Recall that \( u = 1 - t \), substitute \( u \) back to express the integral in terms of \( t \). This gives \(-(1 - t) + C\), which simplifies to \(-1 + t + C\).

Key concepts

Substitution Method

The substitution method is a crucial part of solving indefinite integrals, particularly when dealing with complex functions. This technique involves replacing a part of the integral with a new variable, typically to simplify the integration process.

• Identify a substitution where a segment of the integral can be replaced with a single variable, reducing complexity.
• Change the variable in the integral using the identified substitution and accompanying differential change.

In the exercise, the substitution method was employed by letting \( u = 1 - t \). This substitution simplifies the original integral by making the expression inside easier to work with.
Once the substitution is made, we also ensure to convert the differential \( dt \) into \( du \) format, which was correctly recognized as \( dt = -du \). This transformation aids in simplifying the integral into a solvable form.

Integration Techniques

Integration techniques are methods used to solve integrals, and they are essential in calculus. These techniques allow us to handle more challenging integrals through systematic steps.

• Direct Integration: Used when the integral is straightforward and matches a known standard integral form.
• Substitution: Useful for integrals where simplification is possible by changing variables.
• By Parts: Another technique handy for products of functions.

In this context, after substituting into \(-\int \frac{e^{\ln u}}{u} \, du\), the expression simplifies further using a property of exponentials and logarithms: \( e^{\ln u} = u \). This step is a direct use of known algebraic identities, a vital part of integrating functions that involve exponentials and logarithms.
After this simplification, the integral \(-\int 1 \, du\) is simply an integral of a constant, which is among the most basic of integrable functions. The result \(-u + C\) is straightforward, bringing the focus to substituting back, which is critical to expressing the answer in terms of the original variable.

Exponential Functions

Exponential functions are functions of the form \( e^x \), which are pivotal in calculus due to their unique properties, such as having the same derivative and integral. In our exercise, dealing with the expression \( e^{\ln (1-t)} \) involves an interesting use of logarithmic identities.

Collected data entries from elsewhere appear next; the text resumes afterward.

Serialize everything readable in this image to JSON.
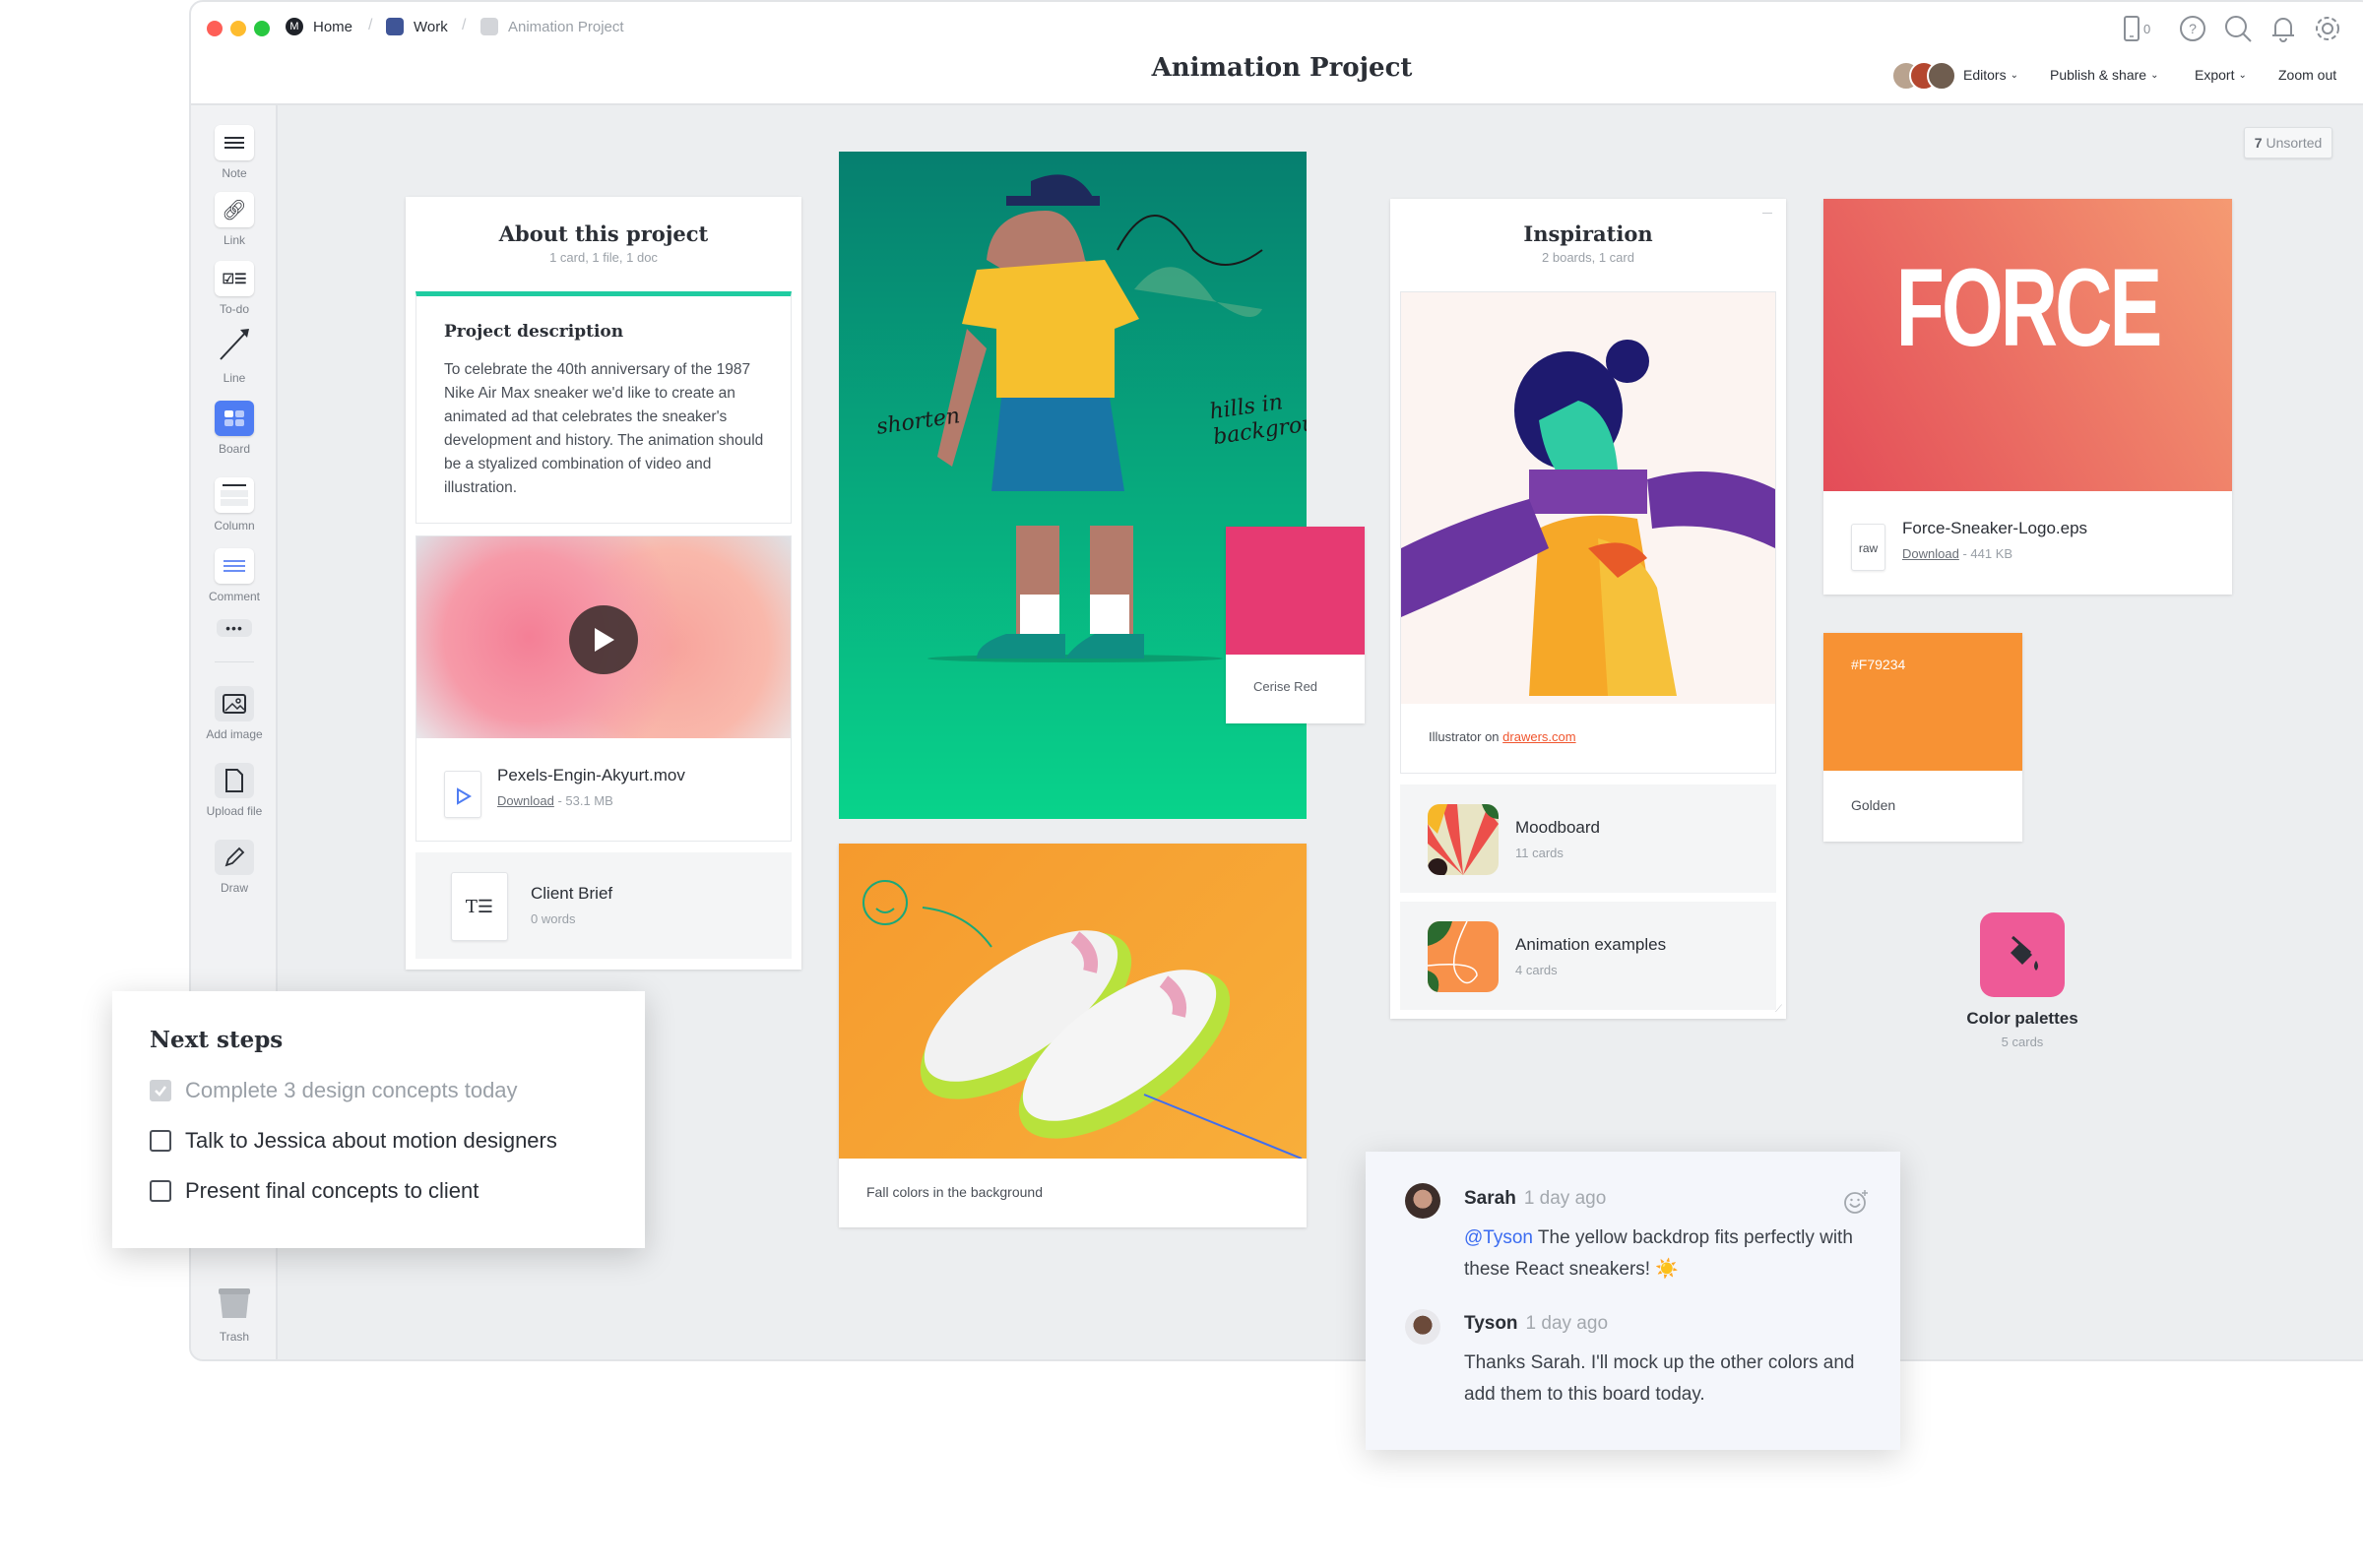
{
  "titlebar": {
    "breadcrumbs": [
      {
        "label": "Home",
        "icon": "milanote-logo-icon",
        "color": "#1f2229"
      },
      {
        "label": "Work",
        "icon": "board-icon",
        "color": "#3f5597"
      },
      {
        "label": "Animation Project",
        "icon": "board-icon",
        "color": "#d3d5d9"
      }
    ],
    "page_title": "Animation Project",
    "device_count": "0",
    "icons": [
      "mobile-icon",
      "help-icon",
      "search-icon",
      "bell-icon",
      "gear-icon"
    ],
    "menus": {
      "editors": "Editors",
      "publish": "Publish & share",
      "export": "Export",
      "zoom_out": "Zoom out"
    }
  },
  "sidebar": {
    "tools": [
      {
        "label": "Note",
        "icon": "note-icon"
      },
      {
        "label": "Link",
        "icon": "link-icon"
      },
      {
        "label": "To-do",
        "icon": "todo-icon"
      },
      {
        "label": "Line",
        "icon": "line-arrow-icon"
      },
      {
        "label": "Board",
        "icon": "board-icon"
      },
      {
        "label": "Column",
        "icon": "column-icon"
      },
      {
        "label": "Comment",
        "icon": "comment-icon"
      },
      {
        "label": "",
        "icon": "more-icon"
      },
      {
        "label": "Add image",
        "icon": "image-icon"
      },
      {
        "label": "Upload file",
        "icon": "file-icon"
      },
      {
        "label": "Draw",
        "icon": "pencil-icon"
      }
    ],
    "trash": "Trash"
  },
  "unsorted": {
    "count": "7",
    "label": "Unsorted"
  },
  "about": {
    "title": "About this project",
    "subtitle": "1 card, 1 file, 1 doc",
    "accent": "#1fcca1",
    "description_title": "Project description",
    "description": "To celebrate the 40th anniversary of the 1987 Nike Air Max sneaker we'd like to create an animated ad that celebrates the sneaker's development and history. The animation should be a styalized combination of video and illustration.",
    "video_file": {
      "name": "Pexels-Engin-Akyurt.mov",
      "download": "Download",
      "size": "53.1 MB"
    },
    "doc": {
      "name": "Client Brief",
      "meta": "0 words"
    }
  },
  "illustration": {
    "annotations": [
      "shorten",
      "hills in background"
    ]
  },
  "swatches": [
    {
      "name": "Cerise Red",
      "color": "#e63a72",
      "hex_label": ""
    },
    {
      "name": "Golden",
      "color": "#f79234",
      "hex_label": "#F79234"
    }
  ],
  "shoes_card": {
    "caption": "Fall colors in the background"
  },
  "inspiration": {
    "title": "Inspiration",
    "subtitle": "2 boards, 1 card",
    "image_caption_prefix": "Illustrator on",
    "image_caption_link": "drawers.com",
    "boards": [
      {
        "name": "Moodboard",
        "meta": "11 cards"
      },
      {
        "name": "Animation examples",
        "meta": "4 cards"
      }
    ]
  },
  "force_file": {
    "logo_text": "FORCE",
    "name": "Force-Sneaker-Logo.eps",
    "type_label": "raw",
    "download": "Download",
    "size": "441 KB"
  },
  "color_palettes": {
    "name": "Color palettes",
    "meta": "5 cards",
    "color": "#ee5a97"
  },
  "next_steps": {
    "title": "Next steps",
    "items": [
      {
        "text": "Complete 3 design concepts today",
        "checked": true
      },
      {
        "text": "Talk to Jessica about motion designers",
        "checked": false
      },
      {
        "text": "Present final concepts to client",
        "checked": false
      }
    ]
  },
  "comments": [
    {
      "author": "Sarah",
      "time": "1 day ago",
      "mention": "@Tyson",
      "text": "The yellow backdrop fits perfectly with these React sneakers! ☀️"
    },
    {
      "author": "Tyson",
      "time": "1 day ago",
      "mention": "",
      "text": "Thanks Sarah. I'll mock up the other colors and add them to this board today."
    }
  ]
}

• Exponential and logarithmic functions are inverses. This means \( e^{\ln x} = x \) simplifying processes where these functions appear together.
• Their properties allow these functions to model continuous growth or decay, making them crucial in various applications, from population growth to radioactive decay.

For this problem, realizing that \( e^{\ln u} = u \) transforms a potentially complex situation into a much simpler one. This manipulation is not only mathematically sound but is often necessary in calculus to proceed with integration. Understanding how to apply the properties of exponential functions effectively allows one to master such calculus problems with assurance.